There is a lot of confusion about the industry delineations, and advertising throws yet another curve into the mix. The social media revolution has also impacted the industry and made it harder to tell the difference between marketing and information technology.
The key way to differentiate public relations is its focus on the relationships.
Relationships between people are at the core of the public relations field. They can be relationships internal to the organization, or external relationships that drive the business’s growth.
There are no boundaries on the upper or lower size limits of public relations – there are valid PR investments that only involve three people. Marketing, in contrast, focuses on products and services, which are tied to, but different from, relationships.

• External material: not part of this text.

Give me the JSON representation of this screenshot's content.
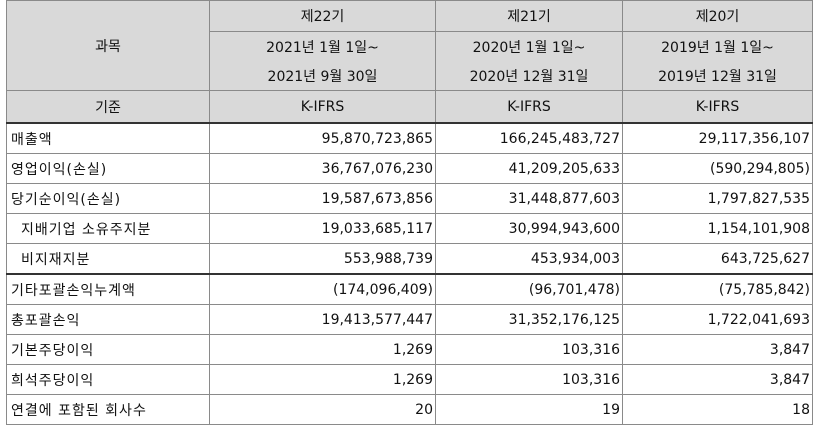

The function of the PR movement is to support the organization’s goals and aims. This is not directed at one product line, as a marketing campaign would be, but rather at the overall wellbeing and reputation of the company or organization in the community.
Consequentially, a lot of public relations work is focused on what the organization as a whole is up to, with occasional emphasis on the performance and achievements of particular key players.
Marketing efforts target someone who will buy a product or service. Public relations efforts target a variety of stakeholders. These consumers of PR can include customers, the mainstream or alternative media outlets, employees inside the organization and others who work with and have an interest in the company.